The campaign was dismissed by some sections of society as seeking to discredit government efforts in addressing the country’s financial problems.
In Hwange, the campaign is zeroing in on dual administration service delivery done by Hwange Colliery Company and Hwange Local Board and following up on the issue of the incorporation of the concession area to fall under local authority. It also probes employment creation at stage 7 and 8 expansion project under the government’s mega deals and questions why workers are being paid peanuts.
The campaign queries if Zimbabwe is open for business mantra is designed to benefit foreigners at the expense of locals in Matebeleland North.

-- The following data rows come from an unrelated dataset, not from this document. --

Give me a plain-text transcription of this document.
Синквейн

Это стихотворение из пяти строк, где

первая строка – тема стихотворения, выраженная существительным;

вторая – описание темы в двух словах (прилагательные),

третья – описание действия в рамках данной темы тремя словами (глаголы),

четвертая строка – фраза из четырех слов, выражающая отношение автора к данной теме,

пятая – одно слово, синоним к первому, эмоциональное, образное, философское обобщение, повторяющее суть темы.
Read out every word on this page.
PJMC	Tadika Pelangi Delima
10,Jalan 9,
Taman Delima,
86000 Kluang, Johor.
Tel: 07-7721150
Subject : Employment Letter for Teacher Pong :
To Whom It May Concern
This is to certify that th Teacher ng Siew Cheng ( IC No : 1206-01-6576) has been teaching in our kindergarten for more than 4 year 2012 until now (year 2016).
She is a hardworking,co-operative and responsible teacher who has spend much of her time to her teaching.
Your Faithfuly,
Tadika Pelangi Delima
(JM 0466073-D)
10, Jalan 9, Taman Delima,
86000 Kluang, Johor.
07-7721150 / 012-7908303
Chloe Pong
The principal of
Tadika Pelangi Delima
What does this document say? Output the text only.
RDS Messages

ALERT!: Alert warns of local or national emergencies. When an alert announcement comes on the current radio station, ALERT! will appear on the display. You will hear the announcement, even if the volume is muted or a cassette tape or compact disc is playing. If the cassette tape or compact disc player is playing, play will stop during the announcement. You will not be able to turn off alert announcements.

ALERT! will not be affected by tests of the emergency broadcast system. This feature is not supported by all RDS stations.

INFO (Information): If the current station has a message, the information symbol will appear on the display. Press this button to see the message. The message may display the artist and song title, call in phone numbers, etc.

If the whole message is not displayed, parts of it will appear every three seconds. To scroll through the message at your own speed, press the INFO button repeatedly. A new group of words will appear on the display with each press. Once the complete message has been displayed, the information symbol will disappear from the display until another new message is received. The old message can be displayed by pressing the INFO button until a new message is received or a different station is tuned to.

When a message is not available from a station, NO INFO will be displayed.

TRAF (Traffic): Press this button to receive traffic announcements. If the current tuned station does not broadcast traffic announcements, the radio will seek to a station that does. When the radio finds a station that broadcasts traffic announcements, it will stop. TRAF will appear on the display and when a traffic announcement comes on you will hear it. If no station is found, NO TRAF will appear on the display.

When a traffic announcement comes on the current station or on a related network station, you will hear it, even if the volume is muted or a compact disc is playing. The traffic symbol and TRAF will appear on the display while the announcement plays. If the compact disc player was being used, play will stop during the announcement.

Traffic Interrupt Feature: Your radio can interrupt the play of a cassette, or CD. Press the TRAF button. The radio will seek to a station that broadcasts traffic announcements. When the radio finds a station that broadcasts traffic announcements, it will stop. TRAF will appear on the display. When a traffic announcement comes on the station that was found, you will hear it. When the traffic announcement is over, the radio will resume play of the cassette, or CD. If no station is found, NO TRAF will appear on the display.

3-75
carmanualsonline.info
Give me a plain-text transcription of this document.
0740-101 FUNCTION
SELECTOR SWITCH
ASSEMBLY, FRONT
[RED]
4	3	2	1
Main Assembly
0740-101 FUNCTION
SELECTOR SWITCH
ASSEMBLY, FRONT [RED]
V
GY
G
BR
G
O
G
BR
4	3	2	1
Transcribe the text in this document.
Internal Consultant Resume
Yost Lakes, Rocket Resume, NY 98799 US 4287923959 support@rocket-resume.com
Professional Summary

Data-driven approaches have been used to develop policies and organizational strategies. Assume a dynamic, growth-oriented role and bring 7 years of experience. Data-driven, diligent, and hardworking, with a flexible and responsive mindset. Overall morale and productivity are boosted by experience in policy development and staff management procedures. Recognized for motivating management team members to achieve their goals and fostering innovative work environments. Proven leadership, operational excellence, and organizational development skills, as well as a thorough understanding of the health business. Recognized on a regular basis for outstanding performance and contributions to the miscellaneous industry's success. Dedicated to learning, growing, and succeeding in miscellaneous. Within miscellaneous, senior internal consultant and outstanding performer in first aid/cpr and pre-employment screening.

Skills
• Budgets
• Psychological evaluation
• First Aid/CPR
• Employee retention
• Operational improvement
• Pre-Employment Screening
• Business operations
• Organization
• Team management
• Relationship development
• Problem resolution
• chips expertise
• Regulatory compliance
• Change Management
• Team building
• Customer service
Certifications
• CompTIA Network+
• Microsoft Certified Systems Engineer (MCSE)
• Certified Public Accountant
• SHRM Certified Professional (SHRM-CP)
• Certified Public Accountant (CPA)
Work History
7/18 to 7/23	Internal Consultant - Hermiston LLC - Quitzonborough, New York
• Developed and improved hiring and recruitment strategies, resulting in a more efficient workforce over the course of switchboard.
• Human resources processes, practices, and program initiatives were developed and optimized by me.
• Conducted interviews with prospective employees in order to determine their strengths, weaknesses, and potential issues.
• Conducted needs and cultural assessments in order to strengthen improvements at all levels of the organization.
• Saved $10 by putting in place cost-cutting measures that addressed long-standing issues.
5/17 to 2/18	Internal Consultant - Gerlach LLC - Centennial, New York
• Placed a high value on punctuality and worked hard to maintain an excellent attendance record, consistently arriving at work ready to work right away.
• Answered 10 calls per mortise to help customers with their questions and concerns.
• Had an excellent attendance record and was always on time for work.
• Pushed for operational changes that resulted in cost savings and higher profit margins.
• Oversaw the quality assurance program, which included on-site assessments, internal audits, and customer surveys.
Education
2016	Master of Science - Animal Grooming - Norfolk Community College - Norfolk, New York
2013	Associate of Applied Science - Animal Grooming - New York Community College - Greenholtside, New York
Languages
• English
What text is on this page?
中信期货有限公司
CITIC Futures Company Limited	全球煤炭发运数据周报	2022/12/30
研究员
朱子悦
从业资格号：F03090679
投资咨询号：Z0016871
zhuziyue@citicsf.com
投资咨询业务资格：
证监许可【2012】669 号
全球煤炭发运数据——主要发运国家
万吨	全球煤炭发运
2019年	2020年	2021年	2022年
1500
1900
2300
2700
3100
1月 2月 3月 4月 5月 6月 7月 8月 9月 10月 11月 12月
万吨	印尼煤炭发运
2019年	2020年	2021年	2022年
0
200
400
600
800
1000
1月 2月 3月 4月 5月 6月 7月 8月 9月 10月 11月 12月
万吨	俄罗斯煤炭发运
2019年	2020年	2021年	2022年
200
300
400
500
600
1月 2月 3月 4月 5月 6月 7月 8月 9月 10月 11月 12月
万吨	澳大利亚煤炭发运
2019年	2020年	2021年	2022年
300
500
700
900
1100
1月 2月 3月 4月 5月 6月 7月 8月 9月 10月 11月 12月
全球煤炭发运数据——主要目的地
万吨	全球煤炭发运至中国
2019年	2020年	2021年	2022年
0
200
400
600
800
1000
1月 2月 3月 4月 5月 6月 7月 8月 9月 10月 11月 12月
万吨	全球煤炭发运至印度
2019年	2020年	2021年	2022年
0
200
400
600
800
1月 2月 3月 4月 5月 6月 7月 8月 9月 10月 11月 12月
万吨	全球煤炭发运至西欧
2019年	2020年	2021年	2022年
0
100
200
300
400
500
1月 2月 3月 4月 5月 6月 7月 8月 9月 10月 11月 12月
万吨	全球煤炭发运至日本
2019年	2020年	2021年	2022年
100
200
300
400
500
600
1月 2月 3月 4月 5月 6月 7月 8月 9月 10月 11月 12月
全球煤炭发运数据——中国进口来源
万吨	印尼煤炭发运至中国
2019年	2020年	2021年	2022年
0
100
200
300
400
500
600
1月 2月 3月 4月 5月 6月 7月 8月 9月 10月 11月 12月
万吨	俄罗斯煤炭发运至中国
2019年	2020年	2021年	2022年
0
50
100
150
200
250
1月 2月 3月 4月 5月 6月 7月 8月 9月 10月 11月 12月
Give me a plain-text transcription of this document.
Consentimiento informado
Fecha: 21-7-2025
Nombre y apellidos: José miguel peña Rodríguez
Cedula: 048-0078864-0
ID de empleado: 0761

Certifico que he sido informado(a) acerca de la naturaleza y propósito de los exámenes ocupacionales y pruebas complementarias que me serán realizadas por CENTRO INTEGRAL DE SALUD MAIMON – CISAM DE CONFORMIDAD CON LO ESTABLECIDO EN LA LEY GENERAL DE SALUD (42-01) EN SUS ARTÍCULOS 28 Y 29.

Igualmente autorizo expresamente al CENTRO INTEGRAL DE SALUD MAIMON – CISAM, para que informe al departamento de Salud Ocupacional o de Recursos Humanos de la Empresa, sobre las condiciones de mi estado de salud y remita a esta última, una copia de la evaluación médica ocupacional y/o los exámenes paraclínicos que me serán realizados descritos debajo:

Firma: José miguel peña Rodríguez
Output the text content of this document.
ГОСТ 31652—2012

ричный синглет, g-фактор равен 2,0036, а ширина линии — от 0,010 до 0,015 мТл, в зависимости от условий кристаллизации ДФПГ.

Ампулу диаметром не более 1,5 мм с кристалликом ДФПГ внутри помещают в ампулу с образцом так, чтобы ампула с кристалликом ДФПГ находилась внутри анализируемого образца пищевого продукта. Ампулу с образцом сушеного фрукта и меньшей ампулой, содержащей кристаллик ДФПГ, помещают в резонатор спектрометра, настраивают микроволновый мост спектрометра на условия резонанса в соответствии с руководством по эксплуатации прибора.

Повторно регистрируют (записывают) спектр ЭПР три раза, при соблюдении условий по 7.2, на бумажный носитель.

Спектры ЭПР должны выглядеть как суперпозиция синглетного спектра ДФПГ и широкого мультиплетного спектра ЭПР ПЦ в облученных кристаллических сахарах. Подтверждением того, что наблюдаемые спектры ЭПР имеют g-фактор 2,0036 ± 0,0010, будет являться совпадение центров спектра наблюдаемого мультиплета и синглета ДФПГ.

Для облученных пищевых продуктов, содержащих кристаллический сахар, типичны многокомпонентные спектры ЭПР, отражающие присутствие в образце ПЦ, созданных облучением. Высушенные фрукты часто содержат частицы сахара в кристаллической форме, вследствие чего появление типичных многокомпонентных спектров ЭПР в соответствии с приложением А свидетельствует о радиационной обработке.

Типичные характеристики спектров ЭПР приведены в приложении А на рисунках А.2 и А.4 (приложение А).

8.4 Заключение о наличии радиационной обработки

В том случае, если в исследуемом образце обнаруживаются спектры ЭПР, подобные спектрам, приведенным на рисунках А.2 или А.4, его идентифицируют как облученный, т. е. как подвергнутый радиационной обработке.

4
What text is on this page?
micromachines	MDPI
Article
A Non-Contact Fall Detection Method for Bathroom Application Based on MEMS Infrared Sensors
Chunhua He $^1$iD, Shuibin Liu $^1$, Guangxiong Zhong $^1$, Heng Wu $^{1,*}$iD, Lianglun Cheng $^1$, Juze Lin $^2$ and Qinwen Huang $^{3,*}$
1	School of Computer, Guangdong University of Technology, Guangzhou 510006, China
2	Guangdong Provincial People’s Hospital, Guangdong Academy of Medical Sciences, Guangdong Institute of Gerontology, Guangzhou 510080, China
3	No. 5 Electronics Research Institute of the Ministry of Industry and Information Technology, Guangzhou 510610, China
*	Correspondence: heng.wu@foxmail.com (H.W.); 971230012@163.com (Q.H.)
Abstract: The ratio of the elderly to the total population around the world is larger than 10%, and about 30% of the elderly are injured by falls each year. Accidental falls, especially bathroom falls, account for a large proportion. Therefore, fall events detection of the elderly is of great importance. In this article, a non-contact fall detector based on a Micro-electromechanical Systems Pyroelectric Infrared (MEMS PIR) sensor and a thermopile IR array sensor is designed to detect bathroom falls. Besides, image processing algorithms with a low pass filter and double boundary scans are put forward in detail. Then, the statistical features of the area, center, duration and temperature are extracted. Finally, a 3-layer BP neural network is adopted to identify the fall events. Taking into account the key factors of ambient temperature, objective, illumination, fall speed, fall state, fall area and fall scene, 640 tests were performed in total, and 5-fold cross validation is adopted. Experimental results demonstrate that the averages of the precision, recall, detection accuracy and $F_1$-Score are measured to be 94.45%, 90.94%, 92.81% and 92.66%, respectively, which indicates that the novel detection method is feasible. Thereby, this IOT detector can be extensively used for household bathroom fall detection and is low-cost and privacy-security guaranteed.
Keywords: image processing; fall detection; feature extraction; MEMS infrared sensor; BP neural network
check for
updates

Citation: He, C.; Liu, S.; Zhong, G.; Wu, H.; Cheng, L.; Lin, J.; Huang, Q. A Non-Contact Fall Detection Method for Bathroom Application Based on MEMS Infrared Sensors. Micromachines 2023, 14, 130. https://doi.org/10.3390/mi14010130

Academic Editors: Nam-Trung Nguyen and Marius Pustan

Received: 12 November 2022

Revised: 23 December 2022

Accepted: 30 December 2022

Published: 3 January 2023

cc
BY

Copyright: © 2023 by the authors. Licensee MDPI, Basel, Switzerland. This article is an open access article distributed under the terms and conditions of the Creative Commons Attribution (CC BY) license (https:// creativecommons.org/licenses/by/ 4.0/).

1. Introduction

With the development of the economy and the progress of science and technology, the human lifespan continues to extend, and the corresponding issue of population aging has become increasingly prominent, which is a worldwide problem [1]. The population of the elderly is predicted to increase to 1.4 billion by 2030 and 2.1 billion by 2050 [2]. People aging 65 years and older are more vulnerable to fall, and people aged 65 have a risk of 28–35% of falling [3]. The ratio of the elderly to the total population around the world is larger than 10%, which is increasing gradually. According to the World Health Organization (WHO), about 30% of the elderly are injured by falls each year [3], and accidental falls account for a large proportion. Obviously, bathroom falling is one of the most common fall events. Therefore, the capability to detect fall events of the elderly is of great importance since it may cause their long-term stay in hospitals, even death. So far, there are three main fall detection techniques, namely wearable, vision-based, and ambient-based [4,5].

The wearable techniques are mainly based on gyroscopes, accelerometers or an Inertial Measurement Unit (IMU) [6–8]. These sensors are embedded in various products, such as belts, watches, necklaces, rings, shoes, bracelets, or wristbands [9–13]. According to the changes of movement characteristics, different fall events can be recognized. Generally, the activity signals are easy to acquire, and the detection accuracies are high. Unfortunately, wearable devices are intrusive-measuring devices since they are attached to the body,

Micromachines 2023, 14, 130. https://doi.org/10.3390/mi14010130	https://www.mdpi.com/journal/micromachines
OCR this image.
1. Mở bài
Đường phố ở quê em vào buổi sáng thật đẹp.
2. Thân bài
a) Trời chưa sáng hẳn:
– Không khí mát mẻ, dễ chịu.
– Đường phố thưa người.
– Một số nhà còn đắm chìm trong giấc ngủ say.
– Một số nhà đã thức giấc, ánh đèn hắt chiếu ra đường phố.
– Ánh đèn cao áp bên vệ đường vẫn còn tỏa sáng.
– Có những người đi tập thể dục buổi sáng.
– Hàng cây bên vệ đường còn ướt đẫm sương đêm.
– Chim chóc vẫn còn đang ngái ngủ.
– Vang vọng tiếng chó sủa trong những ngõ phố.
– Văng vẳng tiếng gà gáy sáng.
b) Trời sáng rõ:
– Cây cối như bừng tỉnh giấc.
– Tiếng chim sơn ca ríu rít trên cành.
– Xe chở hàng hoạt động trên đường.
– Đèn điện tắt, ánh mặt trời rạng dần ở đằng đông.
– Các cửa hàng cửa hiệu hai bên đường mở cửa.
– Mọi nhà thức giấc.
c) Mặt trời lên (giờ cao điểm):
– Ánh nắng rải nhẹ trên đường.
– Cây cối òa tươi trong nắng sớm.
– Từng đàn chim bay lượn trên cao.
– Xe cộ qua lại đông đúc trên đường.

The need for sustainable mining to counter environmental degradation and pollution due to mining activities is also brought under the lens.
Residents who spoke to CITE on the development said they were surprised to see workers from the company pulling down the billboard arguing that it was not proper.
“This is sad and strange to see a whole company pulling down a message asking for accountability. What message is being portrayed by that action let alone from a private entity that has nothing to do with the message. Here Colliery misfired by this unnecessary action,” said one resident.
Another resident said it was suspicious that the company would decide to speak on behalf of the government.
“Colliery is known as a mining company but to see it now speaking on behalf of the state raises eyebrows. What’s their interest in the matter where genuine questions are being asked concerning a national project, not a private one. Such actions are tantamount to restricting citizens participation in the national discourse. I believe that as citizens we have a right to ask for accountability,” said one resident who refused to be named for fear of reprisals.
A comment from HCCL corporate affairs manager, Dr Beauty Mutombe could not be obtained at the time of publishing as her phone went unanswered.